Bits define network speeds (Mbps, Gbps), pixel color depths (8-bit, 16-bit), and cryptographic key lengths. Internet connection speeds are quoted in bits per second (bps), not bytes per second.
Interesting fact: The term 'bit' was coined by John Tukey in 1947 as a contraction of 'binary digit'. A standard coin flip is a perfect analog for a single bit.
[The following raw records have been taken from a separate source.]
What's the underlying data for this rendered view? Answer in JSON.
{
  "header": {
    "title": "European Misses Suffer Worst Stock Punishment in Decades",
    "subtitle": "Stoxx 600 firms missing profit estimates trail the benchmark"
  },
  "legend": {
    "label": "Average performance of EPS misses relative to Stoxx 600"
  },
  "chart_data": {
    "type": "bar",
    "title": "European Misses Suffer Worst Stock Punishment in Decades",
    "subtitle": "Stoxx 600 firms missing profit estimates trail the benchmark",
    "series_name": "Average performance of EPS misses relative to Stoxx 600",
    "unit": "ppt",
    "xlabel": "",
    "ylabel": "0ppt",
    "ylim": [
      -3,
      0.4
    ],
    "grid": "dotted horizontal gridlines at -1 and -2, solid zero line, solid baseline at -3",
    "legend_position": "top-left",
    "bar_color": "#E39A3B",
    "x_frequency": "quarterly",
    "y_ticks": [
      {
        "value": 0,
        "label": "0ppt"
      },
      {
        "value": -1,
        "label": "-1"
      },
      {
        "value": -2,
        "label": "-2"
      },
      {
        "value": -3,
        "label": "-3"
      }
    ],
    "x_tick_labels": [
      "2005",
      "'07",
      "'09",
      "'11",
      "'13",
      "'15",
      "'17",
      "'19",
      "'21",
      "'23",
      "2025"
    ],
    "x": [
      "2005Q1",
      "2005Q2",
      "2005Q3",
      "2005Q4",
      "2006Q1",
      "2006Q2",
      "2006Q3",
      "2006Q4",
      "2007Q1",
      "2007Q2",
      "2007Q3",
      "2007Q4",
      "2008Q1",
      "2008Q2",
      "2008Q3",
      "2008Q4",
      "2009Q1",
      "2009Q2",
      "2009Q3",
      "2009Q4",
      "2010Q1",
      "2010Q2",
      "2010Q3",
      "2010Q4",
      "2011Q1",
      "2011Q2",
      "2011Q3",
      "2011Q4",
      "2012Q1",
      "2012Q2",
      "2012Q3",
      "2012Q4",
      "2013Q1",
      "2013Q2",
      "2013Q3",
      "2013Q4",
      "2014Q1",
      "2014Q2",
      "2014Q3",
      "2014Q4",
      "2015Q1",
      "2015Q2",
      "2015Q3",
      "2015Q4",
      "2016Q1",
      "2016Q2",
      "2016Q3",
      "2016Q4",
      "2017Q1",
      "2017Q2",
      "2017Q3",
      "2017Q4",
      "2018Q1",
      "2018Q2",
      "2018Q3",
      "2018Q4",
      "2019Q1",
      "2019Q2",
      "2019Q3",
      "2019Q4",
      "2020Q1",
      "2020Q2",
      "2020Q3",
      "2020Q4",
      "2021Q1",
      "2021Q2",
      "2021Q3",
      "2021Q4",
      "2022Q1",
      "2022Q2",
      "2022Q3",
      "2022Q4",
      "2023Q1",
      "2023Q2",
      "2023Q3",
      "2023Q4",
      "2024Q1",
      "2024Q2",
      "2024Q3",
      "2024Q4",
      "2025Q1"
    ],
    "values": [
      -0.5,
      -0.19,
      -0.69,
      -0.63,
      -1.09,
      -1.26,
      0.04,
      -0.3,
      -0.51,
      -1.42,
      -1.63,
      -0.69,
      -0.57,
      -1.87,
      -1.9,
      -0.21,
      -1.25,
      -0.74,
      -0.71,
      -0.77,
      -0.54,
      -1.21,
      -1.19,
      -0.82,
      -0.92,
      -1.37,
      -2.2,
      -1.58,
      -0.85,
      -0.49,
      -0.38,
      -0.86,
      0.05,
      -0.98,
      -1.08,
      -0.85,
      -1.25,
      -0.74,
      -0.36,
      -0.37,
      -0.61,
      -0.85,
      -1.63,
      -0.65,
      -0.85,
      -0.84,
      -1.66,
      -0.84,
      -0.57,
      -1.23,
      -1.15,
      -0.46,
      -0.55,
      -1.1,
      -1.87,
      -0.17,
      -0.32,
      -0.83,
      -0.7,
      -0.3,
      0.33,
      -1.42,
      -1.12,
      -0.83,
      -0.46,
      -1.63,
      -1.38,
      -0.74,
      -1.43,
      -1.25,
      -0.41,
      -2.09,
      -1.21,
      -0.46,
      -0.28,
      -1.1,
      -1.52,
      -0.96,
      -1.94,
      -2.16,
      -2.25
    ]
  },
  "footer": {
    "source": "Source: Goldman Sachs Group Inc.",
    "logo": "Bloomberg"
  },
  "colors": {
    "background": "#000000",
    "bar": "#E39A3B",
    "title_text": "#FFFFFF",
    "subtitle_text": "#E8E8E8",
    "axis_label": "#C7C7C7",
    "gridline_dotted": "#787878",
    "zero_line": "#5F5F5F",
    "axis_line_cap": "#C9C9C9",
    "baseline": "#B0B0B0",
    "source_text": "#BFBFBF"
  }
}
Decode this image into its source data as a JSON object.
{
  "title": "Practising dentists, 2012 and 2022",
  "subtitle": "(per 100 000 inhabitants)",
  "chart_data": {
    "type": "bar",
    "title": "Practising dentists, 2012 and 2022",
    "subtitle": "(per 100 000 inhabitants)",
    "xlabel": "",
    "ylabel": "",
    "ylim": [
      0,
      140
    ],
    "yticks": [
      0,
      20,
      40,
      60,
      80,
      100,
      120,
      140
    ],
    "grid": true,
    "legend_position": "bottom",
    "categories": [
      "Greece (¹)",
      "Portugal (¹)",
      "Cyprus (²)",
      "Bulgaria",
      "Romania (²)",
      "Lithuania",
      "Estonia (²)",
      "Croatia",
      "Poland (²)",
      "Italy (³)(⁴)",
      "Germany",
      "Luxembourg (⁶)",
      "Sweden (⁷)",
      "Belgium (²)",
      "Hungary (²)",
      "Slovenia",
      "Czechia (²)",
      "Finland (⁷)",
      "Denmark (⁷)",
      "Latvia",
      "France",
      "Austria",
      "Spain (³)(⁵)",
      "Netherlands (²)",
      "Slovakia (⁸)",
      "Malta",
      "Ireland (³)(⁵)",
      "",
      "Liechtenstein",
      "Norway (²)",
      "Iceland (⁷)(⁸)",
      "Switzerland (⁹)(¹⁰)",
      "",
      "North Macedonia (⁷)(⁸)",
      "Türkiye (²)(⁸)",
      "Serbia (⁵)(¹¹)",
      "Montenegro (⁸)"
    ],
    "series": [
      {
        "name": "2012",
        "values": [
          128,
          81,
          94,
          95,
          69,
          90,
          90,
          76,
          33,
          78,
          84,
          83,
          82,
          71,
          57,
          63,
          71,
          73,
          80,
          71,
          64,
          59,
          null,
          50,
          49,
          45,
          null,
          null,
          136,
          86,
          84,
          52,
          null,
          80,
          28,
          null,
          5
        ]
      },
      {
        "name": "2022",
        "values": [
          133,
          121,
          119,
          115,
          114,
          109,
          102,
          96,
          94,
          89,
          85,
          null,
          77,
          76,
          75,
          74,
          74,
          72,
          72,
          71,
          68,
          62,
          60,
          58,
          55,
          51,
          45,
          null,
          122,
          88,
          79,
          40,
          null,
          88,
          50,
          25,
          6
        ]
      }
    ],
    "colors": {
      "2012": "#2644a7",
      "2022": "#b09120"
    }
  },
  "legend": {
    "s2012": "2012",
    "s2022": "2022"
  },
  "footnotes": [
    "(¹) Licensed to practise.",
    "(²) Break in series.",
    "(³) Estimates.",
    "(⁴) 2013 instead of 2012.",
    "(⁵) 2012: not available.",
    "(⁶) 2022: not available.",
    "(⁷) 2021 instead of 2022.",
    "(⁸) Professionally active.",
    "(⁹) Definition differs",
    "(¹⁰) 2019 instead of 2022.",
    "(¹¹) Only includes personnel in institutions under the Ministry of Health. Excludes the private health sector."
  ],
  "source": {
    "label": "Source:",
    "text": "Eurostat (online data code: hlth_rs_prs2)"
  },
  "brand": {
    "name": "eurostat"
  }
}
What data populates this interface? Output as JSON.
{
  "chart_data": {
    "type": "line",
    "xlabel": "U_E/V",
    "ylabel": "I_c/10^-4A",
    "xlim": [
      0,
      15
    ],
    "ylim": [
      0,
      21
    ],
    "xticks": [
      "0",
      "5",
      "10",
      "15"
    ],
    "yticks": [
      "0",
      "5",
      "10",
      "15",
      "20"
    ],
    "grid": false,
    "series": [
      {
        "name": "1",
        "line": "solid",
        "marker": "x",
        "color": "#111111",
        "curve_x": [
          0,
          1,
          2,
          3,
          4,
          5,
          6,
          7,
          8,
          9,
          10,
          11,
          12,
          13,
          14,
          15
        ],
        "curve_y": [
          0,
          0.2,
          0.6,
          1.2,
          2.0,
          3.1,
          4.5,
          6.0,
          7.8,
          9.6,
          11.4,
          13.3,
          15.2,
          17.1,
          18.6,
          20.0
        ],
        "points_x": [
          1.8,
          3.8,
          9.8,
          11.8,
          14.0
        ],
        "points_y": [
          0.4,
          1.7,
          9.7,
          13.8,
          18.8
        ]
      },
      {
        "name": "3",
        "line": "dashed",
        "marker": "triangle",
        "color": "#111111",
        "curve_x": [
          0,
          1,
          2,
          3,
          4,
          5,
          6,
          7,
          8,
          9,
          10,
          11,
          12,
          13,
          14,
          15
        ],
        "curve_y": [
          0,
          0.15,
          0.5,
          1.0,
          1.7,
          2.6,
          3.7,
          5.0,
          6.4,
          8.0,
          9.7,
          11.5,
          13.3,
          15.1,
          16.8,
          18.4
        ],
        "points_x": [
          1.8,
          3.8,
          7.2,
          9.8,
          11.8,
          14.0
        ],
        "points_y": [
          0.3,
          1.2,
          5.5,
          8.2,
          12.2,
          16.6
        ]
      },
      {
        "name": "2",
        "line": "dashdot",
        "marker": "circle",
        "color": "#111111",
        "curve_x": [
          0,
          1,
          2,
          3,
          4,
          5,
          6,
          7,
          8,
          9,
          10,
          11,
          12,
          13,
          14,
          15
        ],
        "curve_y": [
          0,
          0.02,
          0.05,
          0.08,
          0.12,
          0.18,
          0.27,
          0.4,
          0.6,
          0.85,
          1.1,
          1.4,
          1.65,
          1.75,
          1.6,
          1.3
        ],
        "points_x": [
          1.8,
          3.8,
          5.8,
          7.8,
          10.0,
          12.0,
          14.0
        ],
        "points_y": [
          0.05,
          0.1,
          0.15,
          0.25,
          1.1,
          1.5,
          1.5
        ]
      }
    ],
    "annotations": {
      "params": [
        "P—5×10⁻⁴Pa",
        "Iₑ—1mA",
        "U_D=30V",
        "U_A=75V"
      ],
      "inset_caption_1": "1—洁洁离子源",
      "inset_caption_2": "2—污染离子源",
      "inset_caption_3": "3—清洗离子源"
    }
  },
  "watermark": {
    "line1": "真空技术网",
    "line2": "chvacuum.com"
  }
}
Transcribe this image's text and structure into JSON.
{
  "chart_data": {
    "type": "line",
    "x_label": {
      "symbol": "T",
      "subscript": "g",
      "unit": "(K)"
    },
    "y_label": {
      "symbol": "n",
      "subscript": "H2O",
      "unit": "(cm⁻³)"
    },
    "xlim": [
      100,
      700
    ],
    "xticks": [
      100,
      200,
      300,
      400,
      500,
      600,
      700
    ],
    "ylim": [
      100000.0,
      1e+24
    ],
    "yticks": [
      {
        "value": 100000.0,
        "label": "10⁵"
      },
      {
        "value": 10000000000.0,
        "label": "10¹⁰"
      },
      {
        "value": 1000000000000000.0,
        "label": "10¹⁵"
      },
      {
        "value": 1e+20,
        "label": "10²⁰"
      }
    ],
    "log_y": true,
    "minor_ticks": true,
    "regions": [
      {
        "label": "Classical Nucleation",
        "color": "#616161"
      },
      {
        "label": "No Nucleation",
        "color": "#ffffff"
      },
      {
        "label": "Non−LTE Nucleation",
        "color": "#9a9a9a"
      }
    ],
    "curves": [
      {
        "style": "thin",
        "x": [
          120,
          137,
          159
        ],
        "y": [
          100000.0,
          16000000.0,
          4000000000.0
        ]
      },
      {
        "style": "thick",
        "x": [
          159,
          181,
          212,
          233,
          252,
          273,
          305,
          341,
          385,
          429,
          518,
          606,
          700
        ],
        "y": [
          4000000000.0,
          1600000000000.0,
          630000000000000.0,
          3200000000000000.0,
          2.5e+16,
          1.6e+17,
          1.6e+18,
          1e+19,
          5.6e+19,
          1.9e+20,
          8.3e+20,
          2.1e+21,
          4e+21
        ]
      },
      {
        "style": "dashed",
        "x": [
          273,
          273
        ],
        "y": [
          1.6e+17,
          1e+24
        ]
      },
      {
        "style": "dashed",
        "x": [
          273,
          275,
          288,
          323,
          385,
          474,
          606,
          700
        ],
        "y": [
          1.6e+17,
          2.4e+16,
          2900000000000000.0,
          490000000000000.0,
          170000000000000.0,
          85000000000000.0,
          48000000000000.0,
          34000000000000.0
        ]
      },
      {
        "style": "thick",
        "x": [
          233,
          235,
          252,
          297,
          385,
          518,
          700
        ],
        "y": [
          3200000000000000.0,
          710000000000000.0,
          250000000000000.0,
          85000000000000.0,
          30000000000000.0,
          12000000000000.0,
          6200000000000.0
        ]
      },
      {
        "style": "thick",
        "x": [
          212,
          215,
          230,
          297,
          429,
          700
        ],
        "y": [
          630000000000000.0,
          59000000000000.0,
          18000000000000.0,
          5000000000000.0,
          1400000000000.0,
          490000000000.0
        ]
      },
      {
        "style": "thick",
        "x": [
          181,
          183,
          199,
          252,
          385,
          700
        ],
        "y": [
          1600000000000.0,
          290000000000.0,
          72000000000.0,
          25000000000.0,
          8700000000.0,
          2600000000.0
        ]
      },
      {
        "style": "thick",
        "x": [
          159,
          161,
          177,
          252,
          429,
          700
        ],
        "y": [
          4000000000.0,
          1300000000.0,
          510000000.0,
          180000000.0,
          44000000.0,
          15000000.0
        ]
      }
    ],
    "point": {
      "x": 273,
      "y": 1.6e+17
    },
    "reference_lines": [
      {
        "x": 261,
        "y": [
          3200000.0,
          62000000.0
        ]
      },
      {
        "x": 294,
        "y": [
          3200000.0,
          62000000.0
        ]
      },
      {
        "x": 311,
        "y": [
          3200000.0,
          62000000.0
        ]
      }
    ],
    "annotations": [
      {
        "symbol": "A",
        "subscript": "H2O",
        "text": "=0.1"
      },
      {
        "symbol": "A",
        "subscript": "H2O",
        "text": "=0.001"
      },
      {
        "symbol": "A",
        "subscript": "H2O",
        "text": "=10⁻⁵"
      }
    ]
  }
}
The byte is the fundamental unit of digital information, almost universally defined as 8 bits. The term was coined by Werner Buchholz in 1956 during the design of the IBM Stretch computer. Early computers used variable byte sizes; the 8-bit standard emerged through IBM's System/360 in 1964.
Bytes are the basic unit for file sizes, memory capacities, and data transfer rates in computing. A single ASCII character occupies one byte; a UTF-8 emoji typically takes 3-4 bytes.
Interesting fact: The word 'byte' was intentionally misspelled from 'bite' to avoid accidental misreading as 'bit'. A single byte can store 256 distinct values (0–255).
Converting bit to byte is a common task in computing, networking, and data management. Storage manufacturers, operating systems, and network equipment often express data sizes in different units — understanding the conversion is essential for comparing specifications, planning storage capacity, and interpreting network speed versus file size relationships.
As a practical reference: 5 bit = 0.625 B and 10 bit = 1.25 B. For larger quantities, 100 bit = 12.5 B. The reverse conversion uses the factor 8, so 1 B = 8 bit. Note that decimal prefixes (KB=1,000, MB=1,000,000) differ from binary prefixes (KiB=1,024, MiB=1,048,576) — always check which standard your software or hardware uses.
All conversions use the internationally recognized factor of exactly 1 bit = 0.125 B, calculated with IEEE 754 double-precision arithmetic accurate to at least 8 significant figures.